Payroll processor ADP reported in its National Employment Report on Wednesday that the U.S. added 192,000 new private sector jobs in January from December on a seasonally adjusted basis, paced by small business job growth. Meanwhile, ADP downwardly revised its December estimate from 215,000 to 185,000 new jobs.
ADP said that small businesses (1-49 employees) added 115,000 new jobs and medium businesses (50-499 employees) increased their staffs by 79,000 people. Large businesses (500 or more employees) decreased their work forces by 2,000 during the month, according to the report.
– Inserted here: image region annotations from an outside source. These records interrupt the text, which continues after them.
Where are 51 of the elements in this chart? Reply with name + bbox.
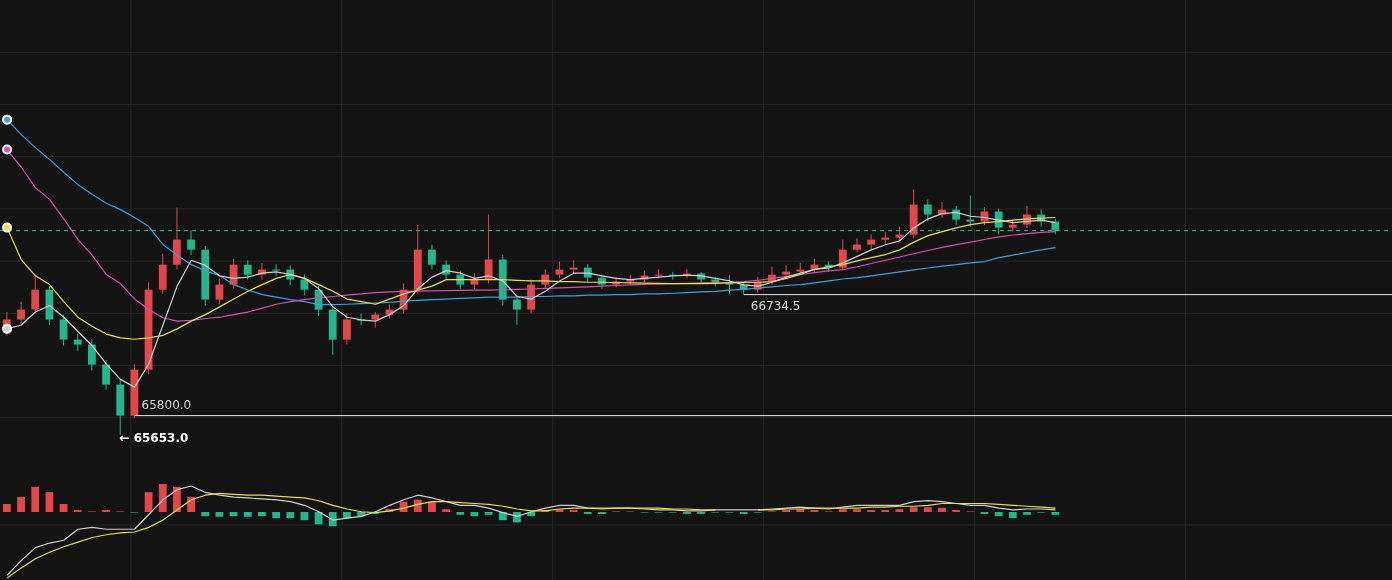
bar [17, 496, 25, 512]
candlestick [456, 270, 465, 290]
bar [442, 509, 450, 512]
candlestick [102, 359, 110, 391]
bar [853, 509, 861, 512]
bar [923, 507, 932, 512]
annotation: ← 65653.0 [119, 430, 189, 445]
bar [45, 492, 54, 512]
candlestick [513, 294, 521, 326]
bar [838, 509, 847, 512]
candlestick [31, 273, 40, 314]
candlestick [88, 338, 96, 371]
candlestick [952, 205, 961, 226]
candlestick [343, 312, 351, 345]
bar [909, 507, 918, 512]
candlestick [215, 277, 224, 305]
bar [895, 509, 904, 512]
candlestick [17, 301, 25, 326]
bar [31, 486, 40, 512]
candlestick [583, 263, 592, 283]
candlestick [272, 263, 280, 277]
candlestick [484, 214, 493, 285]
bar [272, 512, 280, 519]
candlestick [782, 264, 791, 278]
bar [201, 512, 210, 517]
bar [215, 512, 224, 517]
bar [343, 512, 351, 519]
candlestick [243, 259, 252, 281]
bar [1051, 512, 1060, 515]
bar [243, 512, 252, 517]
candlestick [867, 233, 876, 251]
bar [938, 507, 946, 512]
ref-line-label: 65800.0 [141, 397, 192, 412]
bar [484, 512, 493, 515]
bar [258, 512, 266, 517]
bar [3, 503, 11, 512]
candlestick [853, 237, 861, 253]
candlestick [923, 198, 932, 222]
bar [456, 512, 465, 515]
candlestick [966, 195, 975, 228]
candlestick [428, 244, 436, 270]
bar [286, 512, 295, 519]
bar [144, 492, 153, 512]
bar [1023, 512, 1031, 515]
bar [328, 512, 337, 527]
bar [187, 496, 195, 512]
bar [1008, 512, 1017, 519]
bar [994, 512, 1003, 517]
ref-line-label: 66734.5 [750, 299, 801, 314]
bar [428, 501, 436, 512]
bar [158, 484, 167, 512]
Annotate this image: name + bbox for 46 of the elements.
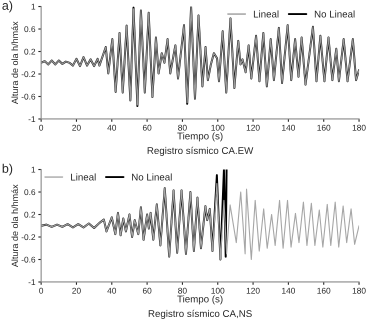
x-tick-label: 60 xyxy=(142,288,152,294)
y-tick-label: 0.6 xyxy=(24,189,36,196)
x-tick-label: 180 xyxy=(352,288,366,294)
line-series xyxy=(41,183,360,260)
legend-label: Lineal xyxy=(71,173,96,181)
text: Registro sísmico CA.EW xyxy=(148,146,254,156)
y-axis-title: Altura de ola h/hmáx xyxy=(11,184,18,268)
x-tick-label: 0 xyxy=(39,288,44,294)
line-series xyxy=(41,170,228,260)
y-tick-label: -0.6 xyxy=(22,256,36,263)
x-tick-label: 140 xyxy=(282,124,296,131)
y-tick-label: -1 xyxy=(28,279,36,286)
x-tick-label: 80 xyxy=(178,124,187,131)
x-tick-label: 80 xyxy=(178,288,187,294)
x-tick-label: 100 xyxy=(211,288,224,294)
y-tick-label: 0.2 xyxy=(24,212,36,218)
x-tick-label: 20 xyxy=(72,288,81,294)
x-axis-title: Tiempo (s) xyxy=(177,132,223,142)
chart-title: b) xyxy=(2,164,12,176)
y-tick-label: 1 xyxy=(32,4,36,10)
text: Registro sísmico CA,NS xyxy=(148,310,252,319)
x-tick-label: 160 xyxy=(317,124,330,131)
chart-title: a) xyxy=(2,0,12,12)
y-tick-label: -0.6 xyxy=(22,94,36,100)
x-tick-label: 120 xyxy=(246,288,260,294)
x-tick-label: 40 xyxy=(107,288,116,294)
x-tick-label: 0 xyxy=(39,124,44,131)
x-tick-label: 40 xyxy=(107,124,116,131)
y-tick-label: 0.2 xyxy=(24,48,36,55)
y-tick-label: -0.2 xyxy=(22,71,36,78)
y-tick-label: 1 xyxy=(32,166,36,173)
x-tick-label: 60 xyxy=(142,124,152,131)
legend-label: No Lineal xyxy=(132,173,172,181)
x-tick-label: 160 xyxy=(317,288,330,294)
y-tick-label: 0.6 xyxy=(24,26,36,32)
x-tick-label: 120 xyxy=(246,124,260,131)
x-axis-title: Tiempo (s) xyxy=(177,295,223,304)
y-axis-title: Altura de ola h/hmáx xyxy=(11,21,18,104)
x-tick-label: 100 xyxy=(211,124,224,131)
x-tick-label: 20 xyxy=(72,124,81,131)
y-tick-label: -0.2 xyxy=(22,234,36,240)
legend-label: Lineal xyxy=(254,10,278,18)
x-tick-label: 180 xyxy=(352,124,366,131)
legend-label: No Lineal xyxy=(314,10,355,18)
y-tick-label: -1 xyxy=(28,116,36,122)
x-tick-label: 140 xyxy=(282,288,296,294)
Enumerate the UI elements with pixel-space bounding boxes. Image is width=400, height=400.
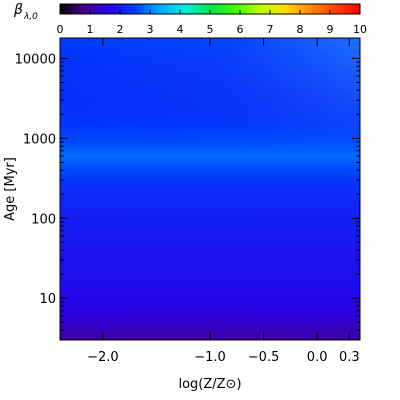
colorbar-tick-label: 8 xyxy=(297,23,304,36)
y-tick-label: 1000 xyxy=(23,132,56,147)
plot-area: −2.0 −1.0 −0.5 0.0 0.3 10 100 1000 10000 xyxy=(15,37,361,365)
heatmap-old-age-tint xyxy=(60,38,360,158)
colorbar-label-subscript: λ,0 xyxy=(23,12,38,22)
x-tick-label: −1.0 xyxy=(194,350,226,365)
colorbar-tick-label: 5 xyxy=(207,23,214,36)
colorbar-tick-label: 9 xyxy=(327,23,334,36)
x-axis-ticks: −2.0 −1.0 −0.5 0.0 0.3 xyxy=(87,38,360,365)
y-axis-ticks: 10 100 1000 10000 xyxy=(15,52,360,341)
colorbar-tick-label: 6 xyxy=(237,23,244,36)
colorbar-tick-label: 0 xyxy=(57,23,64,36)
x-axis-label: log(Z/Z⊙) xyxy=(178,377,241,392)
colorbar: β λ,0 0 1 2 3 4 5 6 7 8 9 10 xyxy=(13,2,367,36)
y-tick-label: 10000 xyxy=(15,52,56,67)
colorbar-ticks: 0 1 2 3 4 5 6 7 8 9 10 xyxy=(57,10,367,36)
y-tick-label: 100 xyxy=(31,212,56,227)
x-tick-label: −0.5 xyxy=(248,350,280,365)
colorbar-tick-label: 2 xyxy=(117,23,124,36)
x-tick-label: 0.0 xyxy=(307,350,328,365)
x-tick-label: 0.3 xyxy=(339,350,360,365)
colorbar-tick-label: 7 xyxy=(267,23,274,36)
y-tick-label: 10 xyxy=(39,292,56,307)
colorbar-label: β xyxy=(13,2,23,18)
colorbar-tick-label: 3 xyxy=(147,23,154,36)
x-tick-label: −2.0 xyxy=(87,350,119,365)
colorbar-tick-label: 1 xyxy=(87,23,94,36)
y-axis-label: Age [Myr] xyxy=(3,157,18,221)
colorbar-tick-label: 4 xyxy=(177,23,184,36)
colorbar-tick-label: 10 xyxy=(353,23,367,36)
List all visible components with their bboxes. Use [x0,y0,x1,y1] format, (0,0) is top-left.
By sector, service providers added 177,000 jobs while goods producers added 15,000. By industry, professional/business services paced the gains with 40,000 additions, followed by trade/transportation/utilities (+33,000), financial activities (+12,000) and construction (+15,000), while manufacturers shed 3,000 positions.
"U.S. private sector employment got off to a good start in 2013, as 192,000 jobs were added during the month of January," said Carlos A. Rodriguez, president and chief executive officer of ADP. "According to the ADP National Employment Report, private sector employers created an average of 183,000 new jobs per month during the last three months. This is an encouraging sign of steady improvement in the job market."
Moody’s Analytics chief economist Mark Zandi added that monthly jobs gains appear to have accelerated from about 150,000 to closer to 175,000 and that construction is finally “kicking into gear” to offset softness in manufacturing.
The monthly report, which is formulated in collaboration with Moody’s Analytics, tracks changes in private, non-farms payrolls from month to month to try and gauge the final figure after three revisions by the Labor Department of government’s monthly private payroll figure as part of its monthly jobs report. Last month ADP originally said 215,000 jobs were added in December, while the government reported 168,000 in its first estimate.
The government’s January employment report is due on Friday. Economists expect the Labor Department to say that 163,000 new non-farm jobs were added during January.